Parlons Voix !
Le podcast Parlons Voix est un voyage à travers les multiples visages de la voix.
Chaque épisode explore la voix dans tous ses états : outil de communication, miroir de soi, instrument parfois fragile.
Voix cassée, voix retenue, voix projetée - un parcours sonore mêlant récits, témoignages et éclairages scientifiques.
Un jeune acteur à la découverte de sa vocation, une professeure confrontée à une paralysie vocale soudaine, un podcasteur introverti qui ose enfin se faire entendre, un comédien qui donne vie à des voix monstrueuses…
Autant de voix, autant d’histoires, pour mieux comprendre ce qui se joue quand la voix vacille, se transforme… ou se libère.
Embarquez pour cette traversée sensible et sonore, là où chaque voix mérite d’être entendue !
L'équipe de Parlons Voix remercie tout particulièrement Fred Rioux, Adel Rouine, Rachel Bouvet, David Mendes et Sébastien Croteau dont les voix, les idées et la présence ont résonné bien au-delà des mots, éclairant ce voyage sonore de leur humanité vibrante.
Parlons Voix !
E01 - La voix : un visage sonore
Et si la voix en disait plus que les mots ?
Avant même de parler, nous crions, soupirons, rions. La voix est un geste moteur archaïque, contrôlé par des structures cérébrales évolutivement plus anciennes que la parole et le langage, comme le tronc cérébral, le système limbique, ou la substance grise périaqueducale. Produire la voix humaine, c’est coordonner en temps réel près d’une centaine de muscles dédiés à la respiration et à la phonation, avec une précision extrême — un ballet neuromusculaire impliquant le cortex moteur, le cervelet, les ganglions de la base. Ce geste repose notamment sur l’organisation fine du cortex moteur laryngé, dont les connexions vers les régions motrices, émotionnelles et sensorielles permettent à la voix d’être volontaire, affective et contextuelle.
La voix, c’est un visage sonore.
Quand on entend quelqu’un parler — même sans le voir — le cerveau active non seulement ses aires auditives, mais aussi des zones visuelles liées à la reconnaissance des visages, comme le cortex fusiforme. C’est comme si l’on voyait mentalement celui ou celle qui parle ! Cette capacité de la voix à incarner un être, même sans corps visible, est également illustrée dans les œuvres de fiction. Dans le film Her, Samantha, une intelligence artificielle sans corps, est incarnée uniquement par la voix de Scarlett Johansson — une voix suffisante pour créer une identité narrative et affective forte. A l’inverse, le lien voix-visage est aussi exploité dans le cinéma sous la forme du phénomène de “déliaison vocale”, en créant une dissonance radicale qui trouble : dans certains films d’horreur, par exemple L’Exorciste, la voix d’un personnage (enfant) possédé est doublée par un autre acteur (adulte) pour créer une dissonance dérangeante entre le corps et la voix.
Mais la voix est aussi le vecteur d’émotions universelles. Même sans comprendre la langue, nous reconnaissons la joie, la peur ou la tristesse à travers l’intonation et le timbre vocal. Ce phénomène repose sur la prosodie émotionnelle — la mélodie, le rythme, l’intensité de la voix — ainsi que sur des indices de qualité vocale — comme la raucité, le souffle, la tension ou le vibrato. Ces signaux sont traités très rapidement et automatiquement par le cerveau, souvent avant même l’accès au sens des mots.

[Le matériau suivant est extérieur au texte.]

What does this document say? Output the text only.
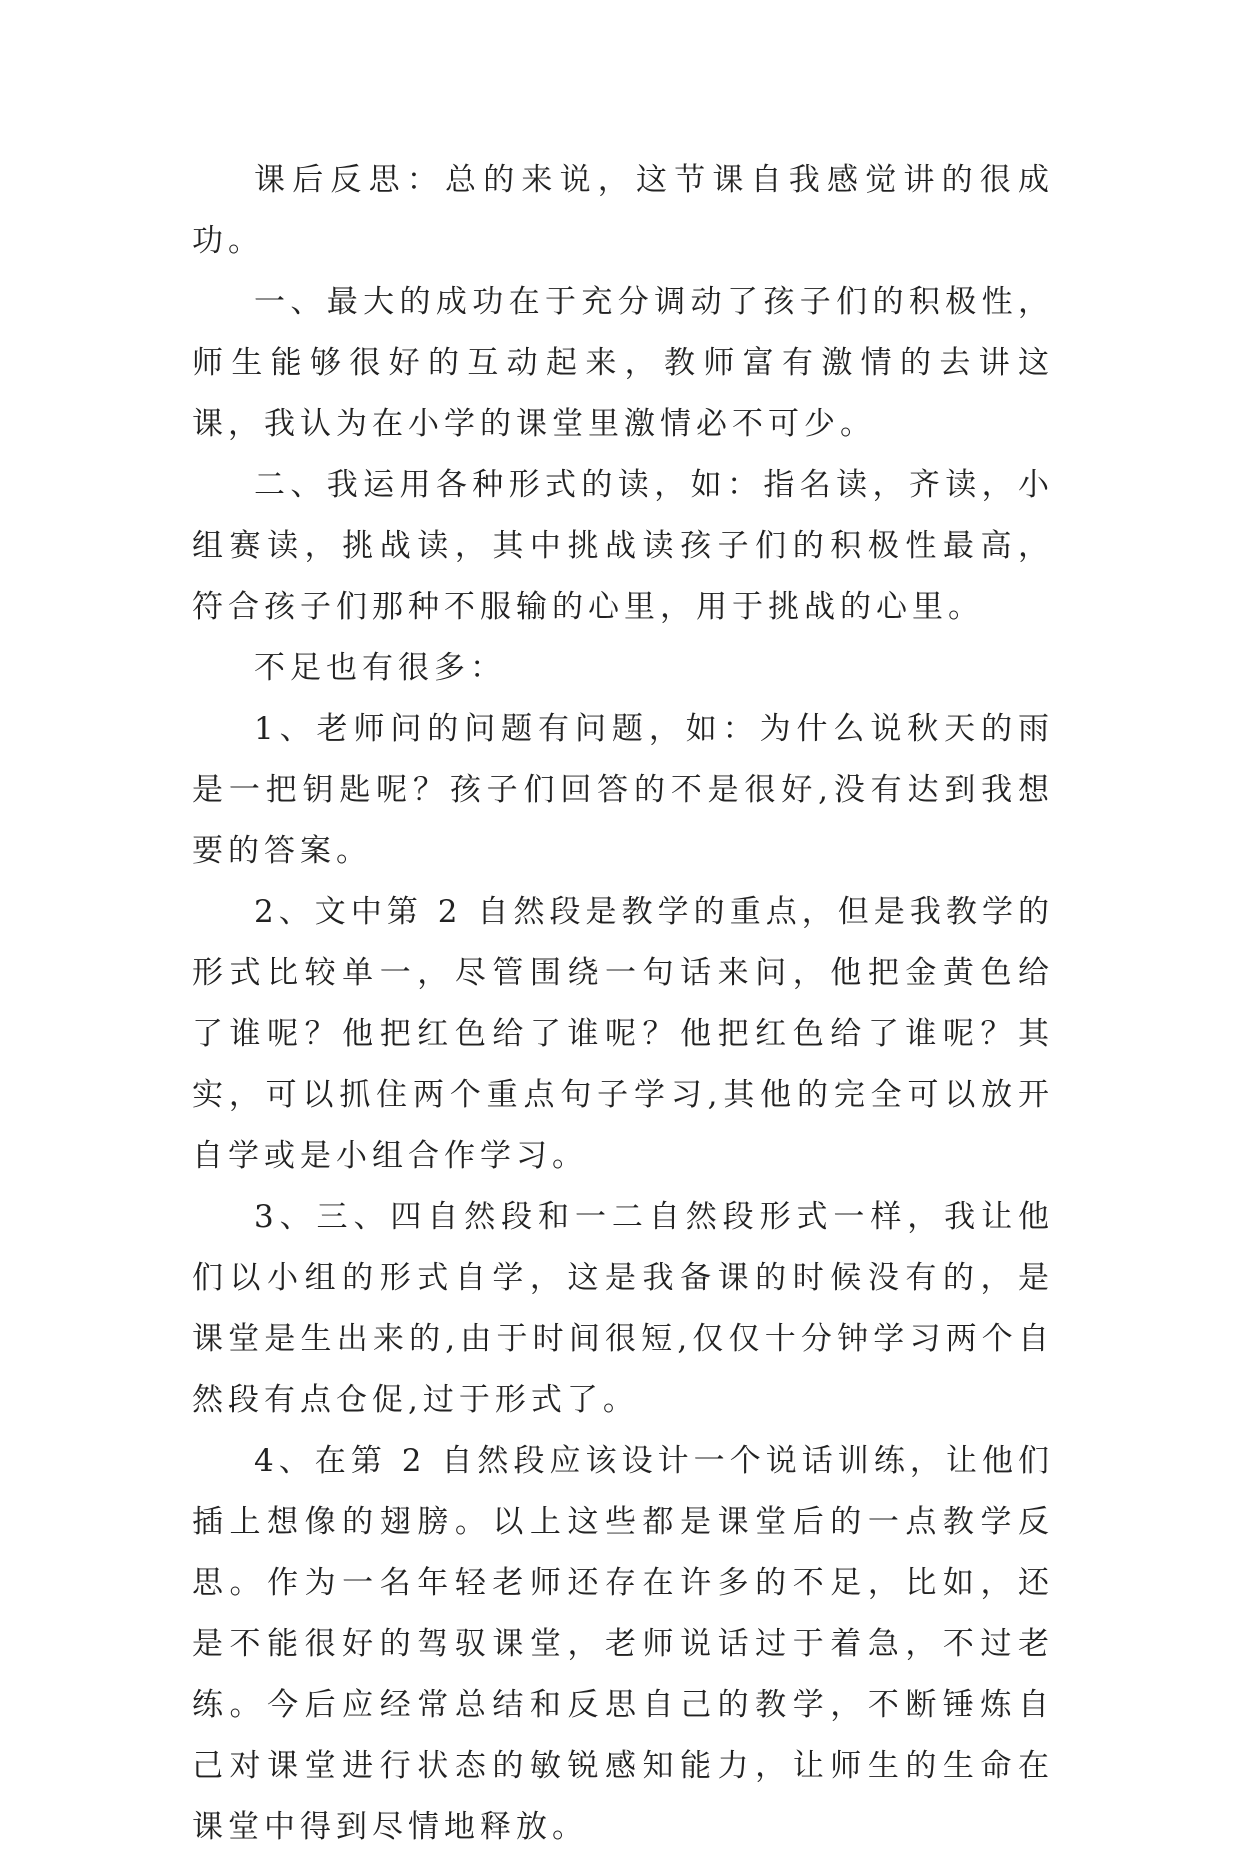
课后反思：总的来说，这节课自我感觉讲的很成功。

一、最大的成功在于充分调动了孩子们的积极性，师生能够很好的互动起来，教师富有激情的去讲这课，我认为在小学的课堂里激情必不可少。

二、我运用各种形式的读，如：指名读，齐读，小组赛读，挑战读，其中挑战读孩子们的积极性最高，符合孩子们那种不服输的心里，用于挑战的心里。

不足也有很多：

1、老师问的问题有问题，如：为什么说秋天的雨是一把钥匙呢？孩子们回答的不是很好,没有达到我想要的答案。

2、文中第 2 自然段是教学的重点，但是我教学的形式比较单一，尽管围绕一句话来问，他把金黄色给了谁呢？他把红色给了谁呢？他把红色给了谁呢？其实，可以抓住两个重点句子学习,其他的完全可以放开自学或是小组合作学习。

3、三、四自然段和一二自然段形式一样，我让他们以小组的形式自学，这是我备课的时候没有的，是课堂是生出来的,由于时间很短,仅仅十分钟学习两个自然段有点仓促,过于形式了。

4、在第 2 自然段应该设计一个说话训练，让他们插上想像的翅膀。以上这些都是课堂后的一点教学反思。作为一名年轻老师还存在许多的不足，比如，还是不能很好的驾驭课堂，老师说话过于着急，不过老练。今后应经常总结和反思自己的教学，不断锤炼自己对课堂进行状态的敏锐感知能力，让师生的生命在课堂中得到尽情地释放。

Écouter une émotion, c’est y réagir corporellement.
Le cortex prémoteur et les systèmes miroirs s’activent quand on perçoit une émotion vocale — comme si le corps s’apprêtait à imiter ou incarner cette voix. Cette résonance motrice constitue l’un des mécanismes clés de notre empathie vocale.
Enfin, lorsque nous ressentons du stress — par exemple en anticipant une prise de parole en public — les circuits de la phonation sont influencés par des régions corticales et limbiques, altérant la voix avant même qu’un mot ne soit prononcé. L’activité de l’amygdale, du cortex cingulaire antérieur et de l’insula s’intensifie, modulant le geste vocal dès la préparation.
La voix ne se limite pas à un moyen de transmettre des mots. Derrière chaque voix entendue, un réseau entier du cerveau s’active: pour la comprendre, pour l’imaginer, pour y répondre. La voix humaine est ainsi un miroir sonore, qui déclenche des réponses motrices, émotionnelles et sociales — elle nous connecte les un·es aux autres bien plus profondément que ne le font les mots seuls. Elle nous révèle, parfois malgré nous, bien avant que le langage ne prenne le relais.